Wiener Pflegeheim: Virus-Mutation kam wahrscheinlich mit einem Mitarbeiter

Wiener Pflegeheim: Virus-Mutation kam wahrscheinlich mit einem Mitarbeiter
Nach dem Cluster in einem Wiener Pflegeheim läuft die Spurensuche. Mängel wurden keine festgestellt.

42 von 101. So viele Menschen haben sich, wie berichtet, binnen weniger Tage in einem Pflegewohnheim der Caritas in Wien mit Corona infiziert. Am Tag des Bekanntwerdens gibt es eigentlich nur eine Frage, die zu klären mehr als drängt: Wie konnte das Virus bei all den strengen Regeln überhaupt noch ins Pflegeheim kommen – und sich dort binnen kurzer Zeit so viele Menschen anstecken?

Besonders kritisch ist die Situation nämlich deshalb, weil es sich – wie ebenfalls berichtet – bei den Infektionen um solche mit der britischen Coronavirus-Mutation B.1.1.7 handeln dürfte. Die Sequenzierung, also die genaue Untersuchung der Proben, läuft noch und soll laut AGES Anfang nächster Woche abgeschlossen sein.

Auf den ersten Blick ist die eingangs gestellte Frage einfach zu beantworten. Das Virus ins Haus gebracht haben entweder Besucher oder das Personal.

Ganz so einfach ist die Antwort aber dann doch nicht.

Denn laut derzeit geltender Verordnung des Gesundheitsministeriums müssen alle, die jemanden in einem Pflege- oder Seniorenheim besuchen wollen, einen negativen, maximal 48 Stunden alten Antigentest vorweisen können und beim Besuch eine FFP2-Maske tragen.
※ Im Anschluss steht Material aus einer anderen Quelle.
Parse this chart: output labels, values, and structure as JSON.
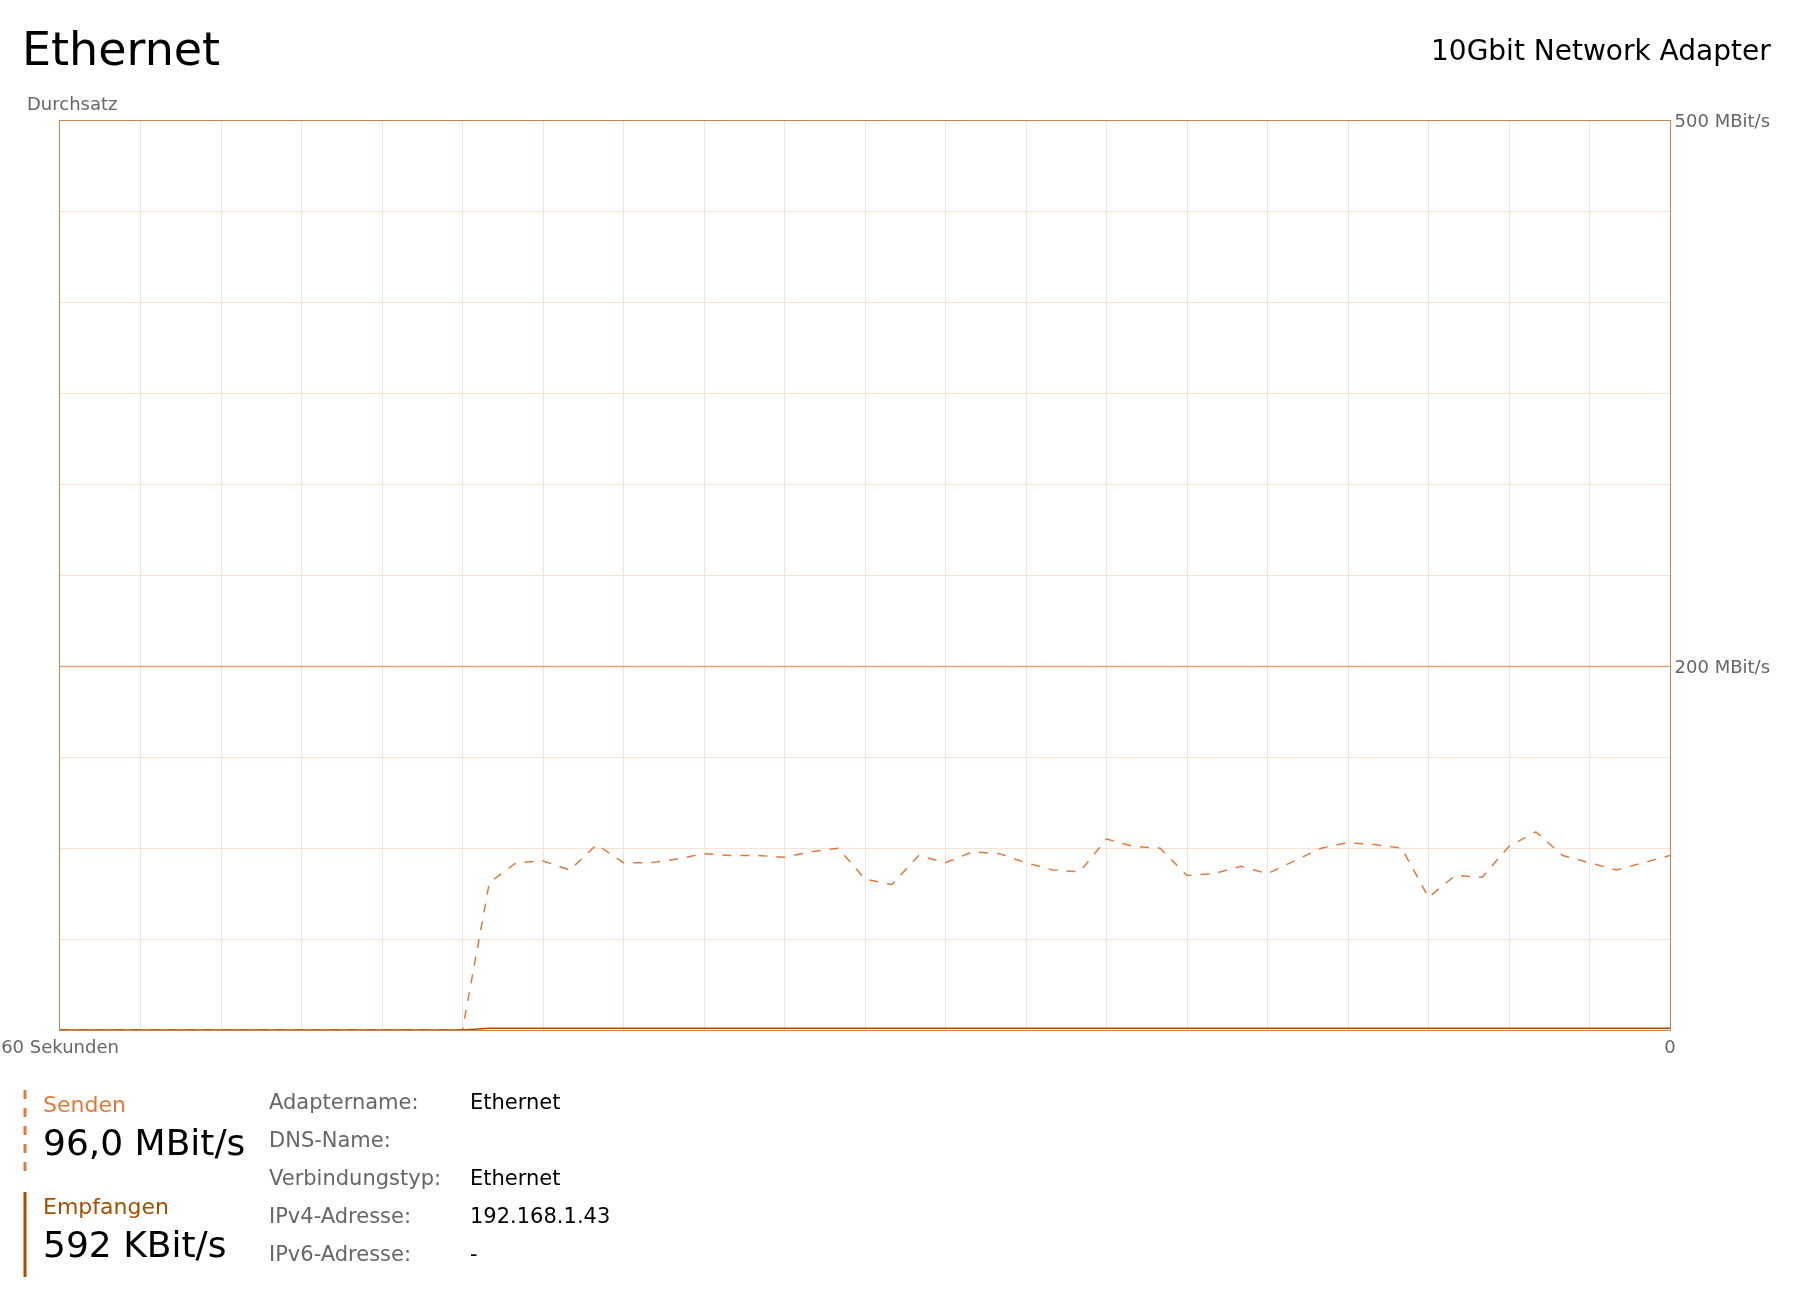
{
  "chart_data": {
    "type": "line",
    "title": "Ethernet",
    "subtitle": "10Gbit Network Adapter",
    "ylabel": "Durchsatz",
    "x": [
      60,
      59,
      58,
      57,
      56,
      55,
      54,
      53,
      52,
      51,
      50,
      49,
      48,
      47,
      46,
      45,
      44,
      43,
      42,
      41,
      40,
      39,
      38,
      37,
      36,
      35,
      34,
      33,
      32,
      31,
      30,
      29,
      28,
      27,
      26,
      25,
      24,
      23,
      22,
      21,
      20,
      19,
      18,
      17,
      16,
      15,
      14,
      13,
      12,
      11,
      10,
      9,
      8,
      7,
      6,
      5,
      4,
      3,
      2,
      1,
      0
    ],
    "series": [
      {
        "name": "Senden",
        "color": "#e07a3c",
        "line_style": "dashed",
        "values": [
          0,
          0,
          0,
          0,
          0,
          0,
          0,
          0,
          0,
          0,
          0,
          0,
          0,
          0,
          0,
          0,
          81,
          92,
          93,
          88,
          102,
          92,
          92,
          94,
          97,
          96,
          96,
          95,
          98,
          100,
          83,
          80,
          96,
          92,
          98,
          97,
          92,
          88,
          87,
          105,
          101,
          100,
          85,
          86,
          90,
          86,
          93,
          100,
          103,
          102,
          100,
          73,
          85,
          84,
          101,
          109,
          96,
          92,
          88,
          92,
          96
        ]
      },
      {
        "name": "Empfangen",
        "color": "#a74f01",
        "line_style": "solid",
        "values": [
          0,
          0,
          0,
          0,
          0,
          0,
          0,
          0,
          0,
          0,
          0,
          0,
          0,
          0,
          0,
          0,
          1,
          1,
          1,
          1,
          1,
          1,
          1,
          1,
          1,
          1,
          1,
          1,
          1,
          1,
          1,
          1,
          1,
          1,
          1,
          1,
          1,
          1,
          1,
          1,
          1,
          1,
          1,
          1,
          1,
          1,
          1,
          1,
          1,
          1,
          1,
          1,
          1,
          1,
          1,
          1,
          1,
          1,
          1,
          1,
          1
        ]
      }
    ],
    "xlim": [
      60,
      0
    ],
    "xticks": [
      {
        "value": 60,
        "label": "60 Sekunden"
      },
      {
        "value": 57,
        "label": null
      },
      {
        "value": 54,
        "label": null
      },
      {
        "value": 51,
        "label": null
      },
      {
        "value": 48,
        "label": null
      },
      {
        "value": 45,
        "label": null
      },
      {
        "value": 42,
        "label": null
      },
      {
        "value": 39,
        "label": null
      },
      {
        "value": 36,
        "label": null
      },
      {
        "value": 33,
        "label": null
      },
      {
        "value": 30,
        "label": null
      },
      {
        "value": 27,
        "label": null
      },
      {
        "value": 24,
        "label": null
      },
      {
        "value": 21,
        "label": null
      },
      {
        "value": 18,
        "label": null
      },
      {
        "value": 15,
        "label": null
      },
      {
        "value": 12,
        "label": null
      },
      {
        "value": 9,
        "label": null
      },
      {
        "value": 6,
        "label": null
      },
      {
        "value": 3,
        "label": null
      },
      {
        "value": 0,
        "label": "0"
      }
    ],
    "ylim": [
      0,
      500
    ],
    "yticks": [
      {
        "value": 0,
        "label": null
      },
      {
        "value": 50,
        "label": null
      },
      {
        "value": 100,
        "label": null
      },
      {
        "value": 150,
        "label": null
      },
      {
        "value": 200,
        "label": "200 MBit/s"
      },
      {
        "value": 250,
        "label": null
      },
      {
        "value": 300,
        "label": null
      },
      {
        "value": 350,
        "label": null
      },
      {
        "value": 400,
        "label": null
      },
      {
        "value": 450,
        "label": null
      },
      {
        "value": 500,
        "label": "500 MBit/s"
      }
    ],
    "ref_lines": [
      {
        "axis": "y",
        "value": 200,
        "color": "#d9a47a"
      }
    ],
    "grid": true,
    "marker": "none",
    "legend": "bottom left",
    "annotations": [
      "96,0 MBit/s",
      "592 KBit/s",
      "Adaptername:\tEthernet",
      "DNS-Name:",
      "Verbindungstyp:\tEthernet",
      "IPv4-Adresse:\t192.168.1.43",
      "IPv6-Adresse:\t-"
    ]
  }
}
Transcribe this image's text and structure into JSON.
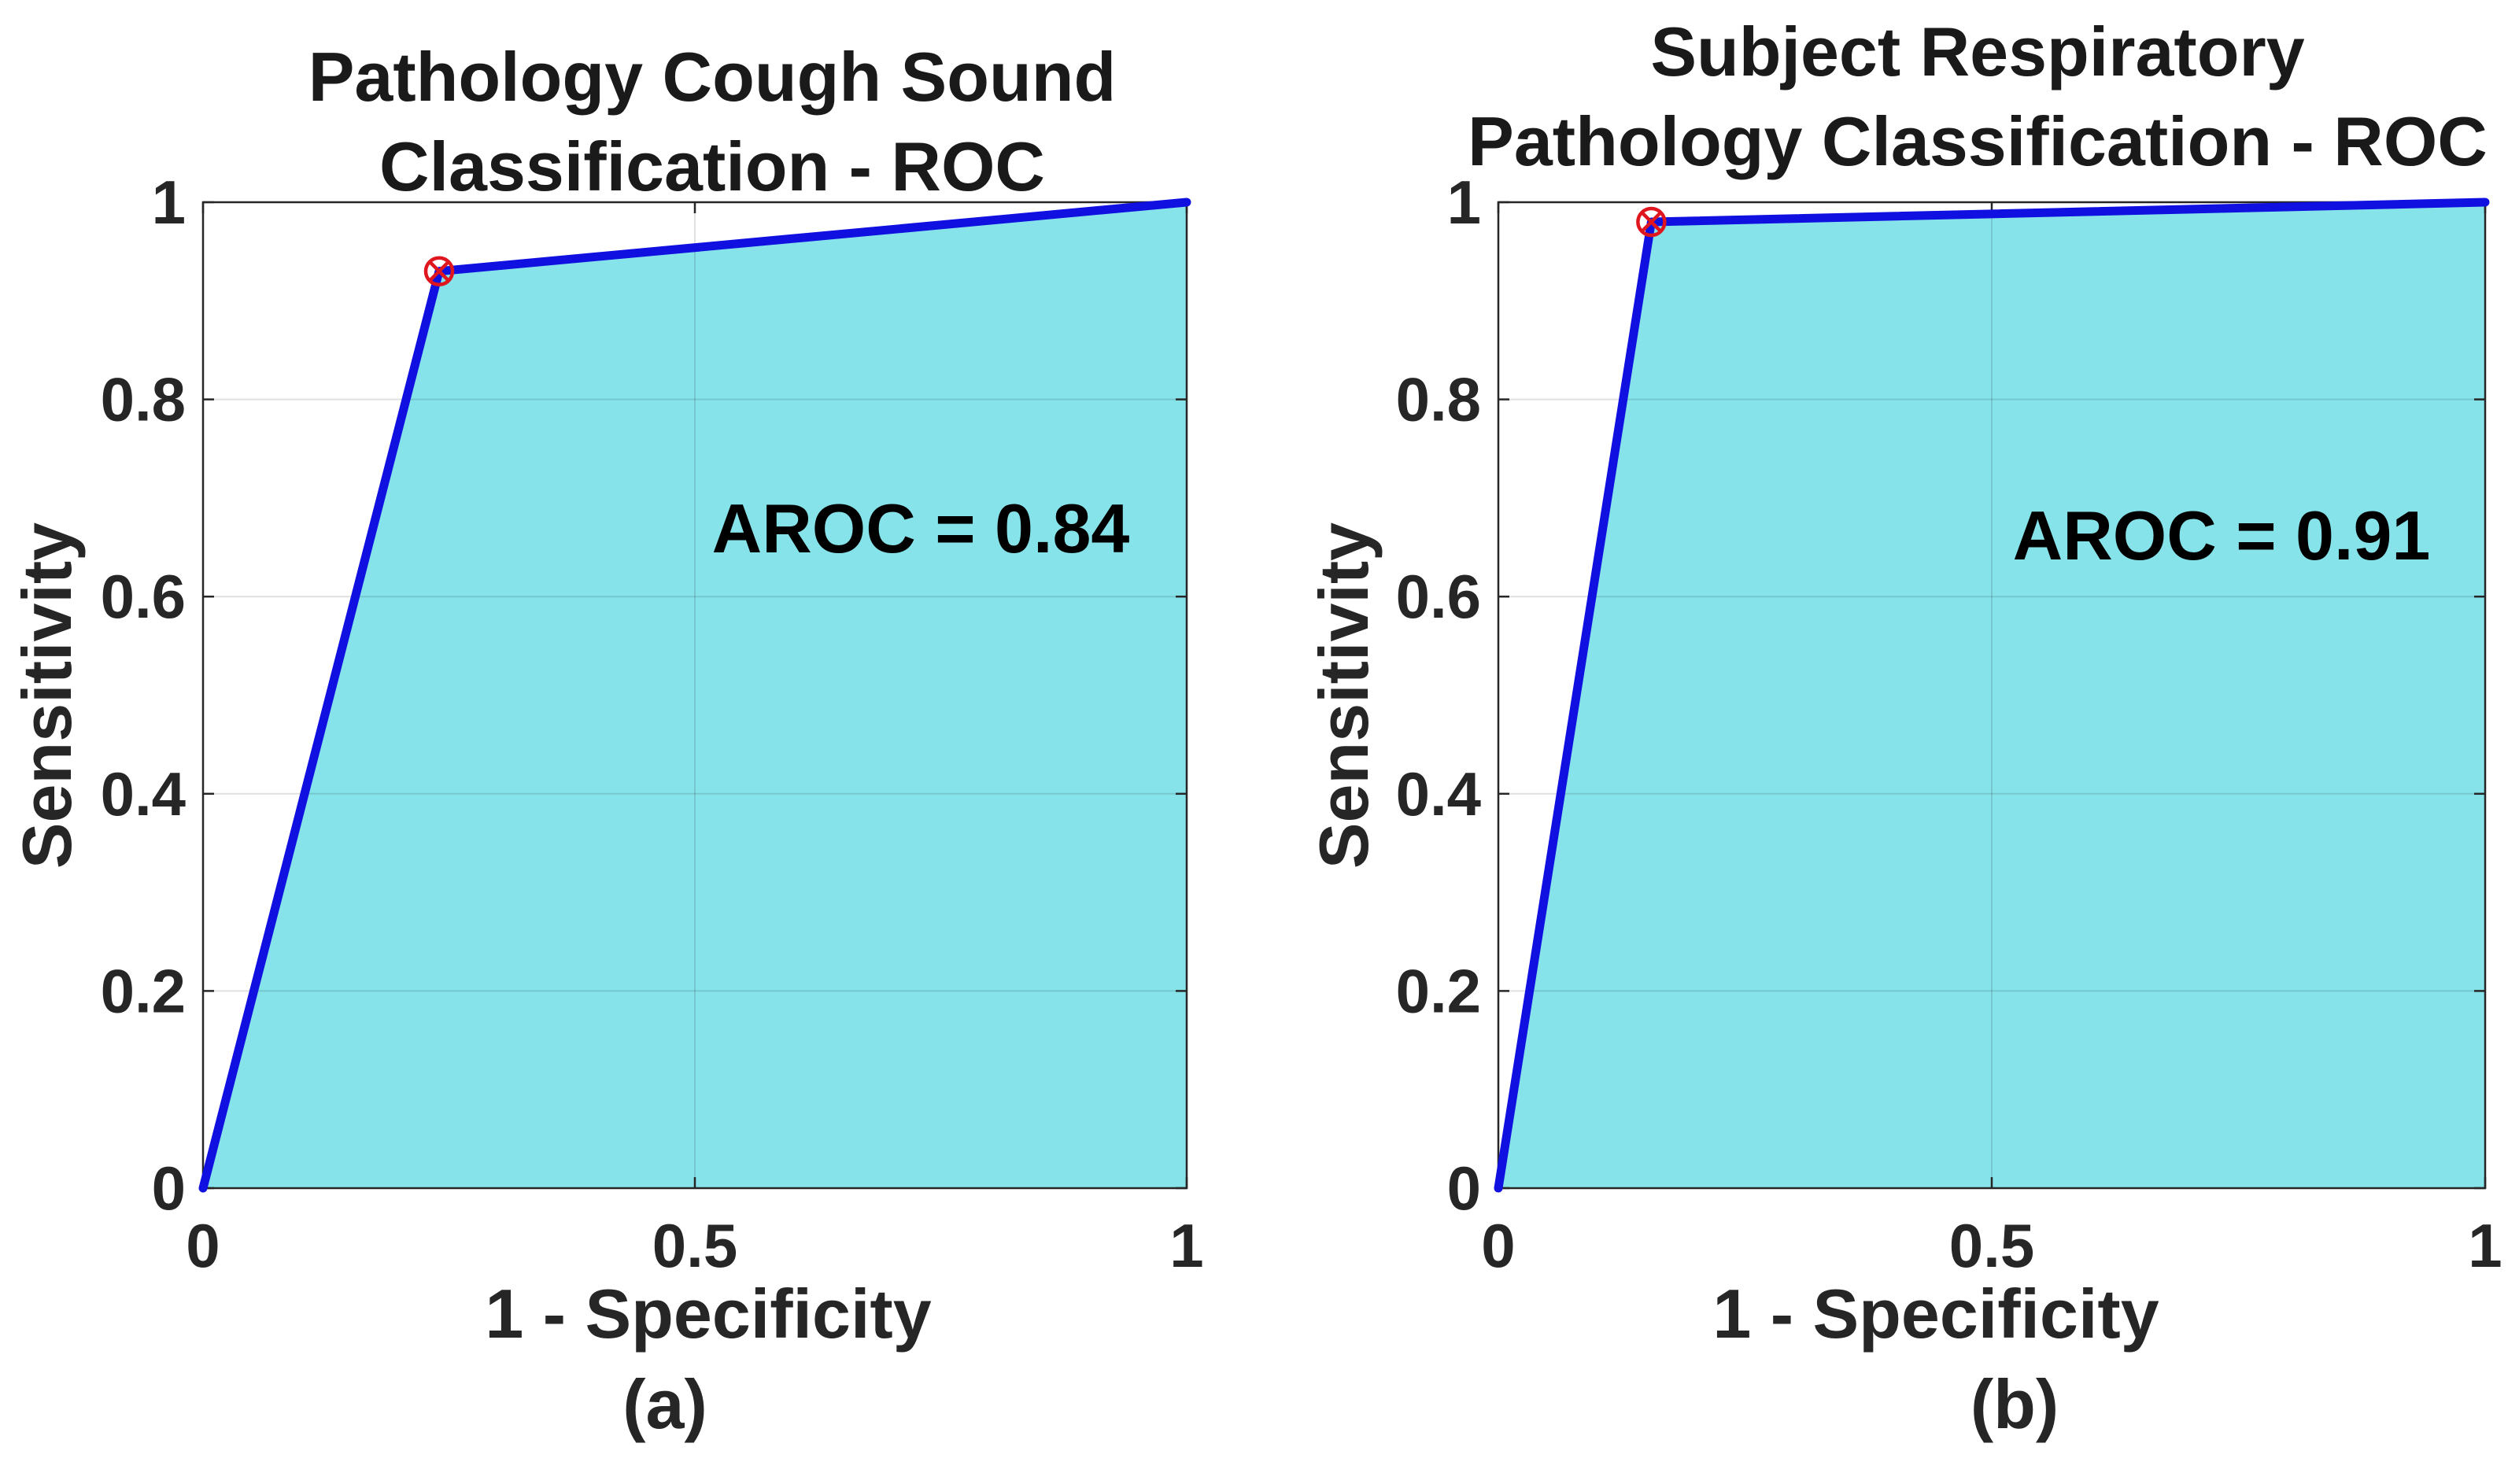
{
  "chart_data": [
    {
      "type": "area",
      "panel_label": "(a)",
      "title": [
        "Pathology Cough Sound",
        "Classification - ROC"
      ],
      "xlabel": "1 - Specificity",
      "ylabel": "Sensitivity",
      "xlim": [
        0,
        1
      ],
      "ylim": [
        0,
        1
      ],
      "grid": true,
      "x_ticks": [
        0,
        0.5,
        1
      ],
      "x_tick_labels": [
        "0",
        "0.5",
        "1"
      ],
      "y_ticks": [
        0,
        0.2,
        0.4,
        0.6,
        0.8,
        1
      ],
      "y_tick_labels": [
        "0",
        "0.2",
        "0.4",
        "0.6",
        "0.8",
        "1"
      ],
      "series": [
        {
          "name": "ROC",
          "x": [
            0,
            0.24,
            1
          ],
          "y": [
            0,
            0.93,
            1
          ]
        }
      ],
      "operating_point": {
        "x": 0.24,
        "y": 0.93
      },
      "annotation": "AROC = 0.84",
      "colors": {
        "line": "#1010e0",
        "fill": "#86e3ea",
        "marker": "#e0161f"
      }
    },
    {
      "type": "area",
      "panel_label": "(b)",
      "title": [
        "Subject Respiratory",
        "Pathology Classification - ROC"
      ],
      "xlabel": "1 - Specificity",
      "ylabel": "Sensitivity",
      "xlim": [
        0,
        1
      ],
      "ylim": [
        0,
        1
      ],
      "grid": true,
      "x_ticks": [
        0,
        0.5,
        1
      ],
      "x_tick_labels": [
        "0",
        "0.5",
        "1"
      ],
      "y_ticks": [
        0,
        0.2,
        0.4,
        0.6,
        0.8,
        1
      ],
      "y_tick_labels": [
        "0",
        "0.2",
        "0.4",
        "0.6",
        "0.8",
        "1"
      ],
      "series": [
        {
          "name": "ROC",
          "x": [
            0,
            0.155,
            1
          ],
          "y": [
            0,
            0.98,
            1
          ]
        }
      ],
      "operating_point": {
        "x": 0.155,
        "y": 0.98
      },
      "annotation": "AROC = 0.91",
      "colors": {
        "line": "#1010e0",
        "fill": "#86e3ea",
        "marker": "#e0161f"
      }
    }
  ]
}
Jeder Bewohner darf nur ein Mal pro Woche Besuch von einer Person empfangen.

Keine Mängel

Im Falle des Wiener Caritasheims galten sogar strengere Regeln. Besucher, denen ein Besuch in der Teststraße unzumutbar ist, wurden vor Ort getestet. Das Tragen einer FFP2-Maske war für die Dauer des Besuchs schon verpflichtend, als das Gesundheitsministerium noch entweder Test oder Maske verlangte.

Bleibt also das Personal.

Das wird in dem Caritas-Heim nicht – wie vom Bund vorgesehen – zwei Mal wöchentlich per Antigen-Schnelltest geprüft, sondern zwei Mal wöchentlich mittels PCR-Test. Nach dem Ausbruch eines Clusters im Frühjahr mit sechs Toten ist man vorsichtig geworden.

Die Stadt Wien hat das Präventionskonzept des Wohnhauses überprüft – und für gut befunden. Und es hat ein sogenanntes epidemiologisches Kriseninterventionsteam geschickt. Doch auch das hat keine Mängel festgestellt. Wo also liegt das Problem, wenn laut den Behörden alles vorbildlich verlaufen ist? „Dieser Fall zeigt uns die Schwächen des Testens auf“, heißt es aus dem Büro von Gesundheitsstadtrat Peter Hacker (SPÖ). Stichwort: Restrisiko.

Wahrscheinlich war es jemand vom Personal, der das Virus „eingetragen“ hat, wie das in der Fachwelt genannt wird. Ganz genau wird man das vielleicht nie feststellen können. Und ganz verhindern werde man das auch nicht können, heißt es.

Kein Besuchsverbot

Welche Konsequenz ist also aus dem Fall zu ziehen?

Da gibt es praktisch nur eine: Ein komplettes Besuchsverbot in den Pflege- und Seniorenheimen. Alle anderen Maßnahmen würden die Bewegungsfreiheit von Bewohnern und Personal einschränken. Über das Caritasheim hat die Behörde ein Besuchs- und Aufnahmeverbot verhängt. Für alle anderen Pflege- und Seniorenwohnhäuser ist das nicht angedacht. „Das gibt die Situation nicht her“, sagt ein Sprecher von Stadtrat Hacker.

Konkret waren in Wien per Stichtag 12. Jänner 366 Personen von insgesamt 17.000 Menschen in Pflegewohnhäusern corona-positiv. Österreichweit beläuft sich die Zahl an positiven Corona-Fällen in den Alten- und Pflegeheimen an diesem Tag auf 1.583.

Wie viele Proben derzeit auf Virus-Mutationen untersucht werden, konnte die AGES nicht beantworten.